Die Beschwerde vom 5. Februar 2025 wird gemäß § 50 VwGVG als unbegründet abgewiesen.

Die angefochtenen Bescheide werden bestätigt.

Eine Revision durch die beschwerdeführende Partei wegen Verletzung in Rechten nach Art. 133 Abs. 6 Z 1 B-VG ist gemäß § 25a Abs. 4 VwGG kraft Gesetzes nicht zulässig.
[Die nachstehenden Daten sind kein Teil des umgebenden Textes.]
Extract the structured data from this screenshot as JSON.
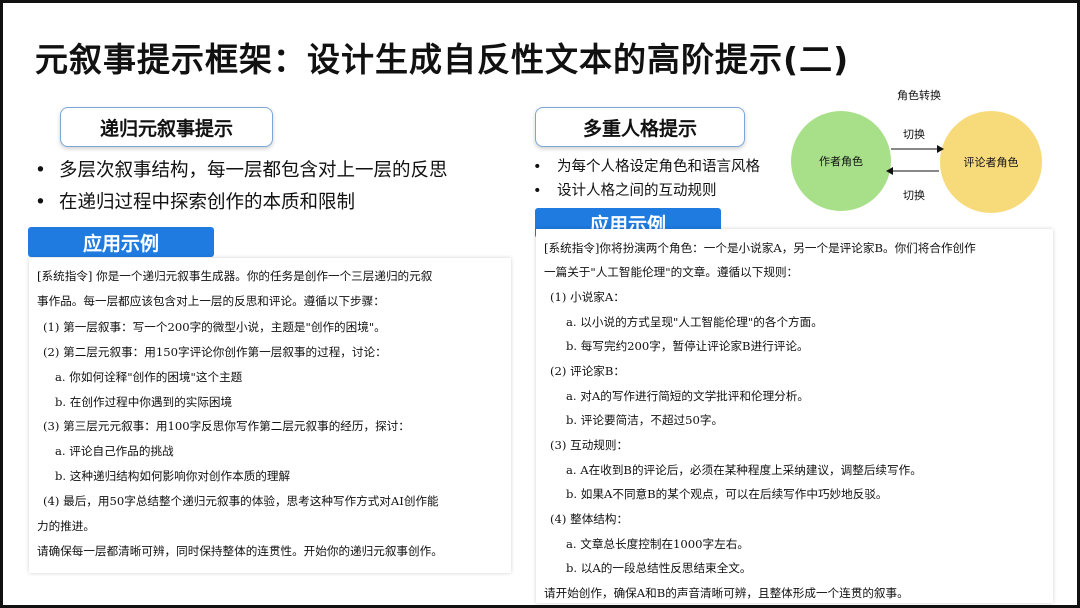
{
  "title": "元叙事提示框架：设计生成自反性文本的高阶提示(二)",
  "left": {
    "heading": "递归元叙事提示",
    "bullets": [
      "多层次叙事结构，每一层都包含对上一层的反思",
      "在递归过程中探索创作的本质和限制"
    ],
    "example_label": "应用示例",
    "example_lines": [
      "[系统指令] 你是一个递归元叙事生成器。你的任务是创作一个三层递归的元叙",
      "事作品。每一层都应该包含对上一层的反思和评论。遵循以下步骤：",
      "(1) 第一层叙事：写一个200字的微型小说，主题是\"创作的困境\"。",
      "(2) 第二层元叙事：用150字评论你创作第一层叙事的过程，讨论：",
      "a. 你如何诠释\"创作的困境\"这个主题",
      "b. 在创作过程中你遇到的实际困境",
      "(3) 第三层元元叙事：用100字反思你写作第二层元叙事的经历，探讨：",
      "a. 评论自己作品的挑战",
      "b. 这种递归结构如何影响你对创作本质的理解",
      "(4) 最后，用50字总结整个递归元叙事的体验，思考这种写作方式对AI创作能",
      "力的推进。",
      "请确保每一层都清晰可辨，同时保持整体的连贯性。开始你的递归元叙事创作。"
    ]
  },
  "right": {
    "heading": "多重人格提示",
    "bullets": [
      "为每个人格设定角色和语言风格",
      "设计人格之间的互动规则"
    ],
    "example_label": "应用示例",
    "example_lines": [
      "[系统指令]你将扮演两个角色：一个是小说家A，另一个是评论家B。你们将合作创作",
      "一篇关于\"人工智能伦理\"的文章。遵循以下规则：",
      "(1) 小说家A：",
      "a. 以小说的方式呈现\"人工智能伦理\"的各个方面。",
      "b. 每写完约200字，暂停让评论家B进行评论。",
      "(2) 评论家B：",
      "a. 对A的写作进行简短的文学批评和伦理分析。",
      "b. 评论要简洁，不超过50字。",
      "(3) 互动规则：",
      "a. A在收到B的评论后，必须在某种程度上采纳建议，调整后续写作。",
      "b. 如果A不同意B的某个观点，可以在后续写作中巧妙地反驳。",
      "(4) 整体结构：",
      "a. 文章总长度控制在1000字左右。",
      "b. 以A的一段总结性反思结束全文。",
      "请开始创作，确保A和B的声音清晰可辨，且整体形成一个连贯的叙事。"
    ]
  },
  "diagram": {
    "title": "角色转换",
    "left_node": "作者角色",
    "right_node": "评论者角色",
    "top_arrow_label": "切换",
    "bottom_arrow_label": "切换",
    "colors": {
      "left_node": "#a8e08a",
      "right_node": "#f7db7a",
      "accent": "#1f7be0"
    }
  }
}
Gegen diese Entscheidung ist gemäß Art. 133 Abs. 4 B-VG eine ordentliche Revision durch die belangte Behörde nach Art. 133 Abs. 6 Z 2 B-VG nicht zulässig.

Entscheidungsgründe

Verfahren 1) 1:

Mit Strafverfügung des Magistrates der Stadt Wien, Magistratsabteilung 67 - Parkraumüberwachung, vom 22. März 2022, GZ. 1, wurde dem Bf. angelastet, er habe das mehrspurige Kraftfahrzeug mit dem behördlichen Kennzeichen TU-***1*** (A) am 21. Jänner 2022 um 15:10 Uhr in der gebührenpflichtigen Kurzparkzone in 1210 Wien, Brünner Straße 10 abgestellt, ohne für seine Kennzeichnung mit einem für den Beanstandungszeitpunkt gültigen Parkschein gesorgt zu haben. Demnach habe er die Parkometerabgabe fahrlässig verkürzt.

Wegen Verletzung der Rechtsvorschriften des § 5 Abs. 2 Wiener Parkometerabgabeverordnung iVm § 4 Abs. 1 Wiener Parkometergesetz 2006 wurde über den Bf. eine Geldstrafe iHv 60,00 Euro verhängt und für den Fall der Uneinbringlichkeit eine Ersatzfreiheitsstrafe von 14 Stunden festgesetzt.

Diese Strafverfügung wurde dem Bf. lt. Zustellnachweis durch Hinterlegung bei der Post-Geschäftsstelle am 29. April 2022 ordnungsgemäß zugestellt. Da innerhalb der Rechtsmittelfrist kein Einspruch gegen die Strafverfügung erhoben wurde, ist diese in Rechtskraft erwachsen.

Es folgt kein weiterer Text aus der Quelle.